Brunswick baseball head coach Brian Crawford spoke glowingly about how campers like Sykes have made the event such a productive one.

“I think we’ve been blessed the last couple of years,” Crawford said. “We’ve had a number of just quality players with a basic foundation of the game and understanding of what we’re trying to do out here and what the purpose is.

“This is not daycare camp. We’re not out here to just be out here. We’re out here to learn the game of baseball and try to get better at what we can do.”

The four-day camp began Monday at the Pirates’ baseball field with the participants spending much of the day focused on catching and throwing with a purpose.

Crawford called being able to catch and throw on a consistent basis, “the rule No. 1 to competing in baseball,” and the lesson was obviously taken to heart. The focus and attention the campers paid each coach was clear as they made corrections and improvements in real time.

“Everything we’ve done today, we’ve seen progression,” said Harrison Trawick, the Region 2-6A Player of the Year in 2018. “We tell them to do one thing and then the next play they’re doing it.”

A pitcher and shortstop during his time as a Pirate, Trawick has since continued his playing career at Piedmont College.

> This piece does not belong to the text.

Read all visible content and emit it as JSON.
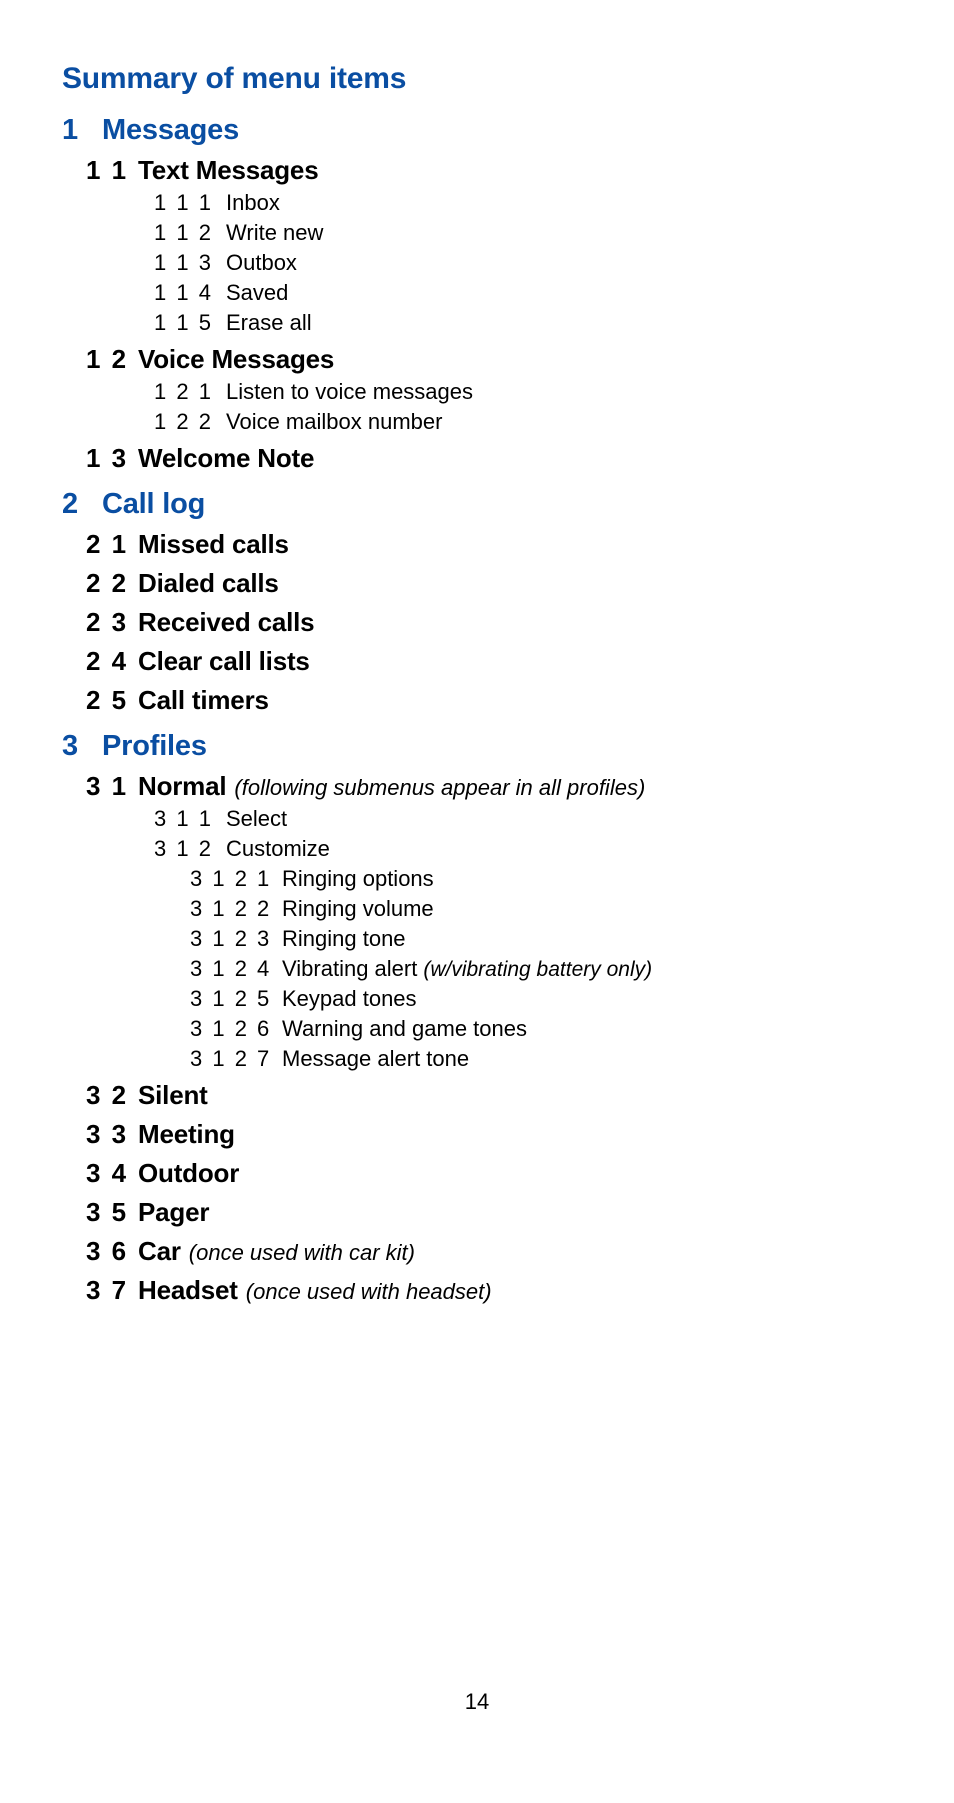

He’s taking time out of his summer to give back to the program and the next generation of Glynn County baseball players.

“I love working with younger kids,” Trawick said. “This is the age where basic fundamentals start. If they don’t get it now, they probably never will.

“So I feel like it’s important for me to come out here and help Coach (Crawford) out and implant it in their minds.”

With Trawick’s help, Brunswick’s youth baseball camp has made a noticeable difference in the skill level of the local players.

Sykes noted an improved throwing ability that’s developed since attending last year’s camp.

“Last year, as an 8-year-old, I was throwing in the 40s,” Sykes said. “Now, as a 9 year old, I’m throwing in the upper 60s.”

Refining defensive skills was the focus of much of Tuesday’s work as campers took turns scooping up grounders and learning the proper technique to use in fielding fly balls to the outfield.

Crawford explained how to efficiently turn and sprint back behind the ball in order to better prepare for a throw back into the infield.

“Today we started working on relays and working on positioning, and making sure the importance and understanding how certain defensive positions can either help us gain steps or lose steps,” Crawford said.

The day ended with the campers breaking into two groups that further split into teams for a couple games that would allow the kids to put their newly honed skills to the test.

With two days remaining, the camp will begin to turn its attention to offensive approach, hitting, and pitching to close the week.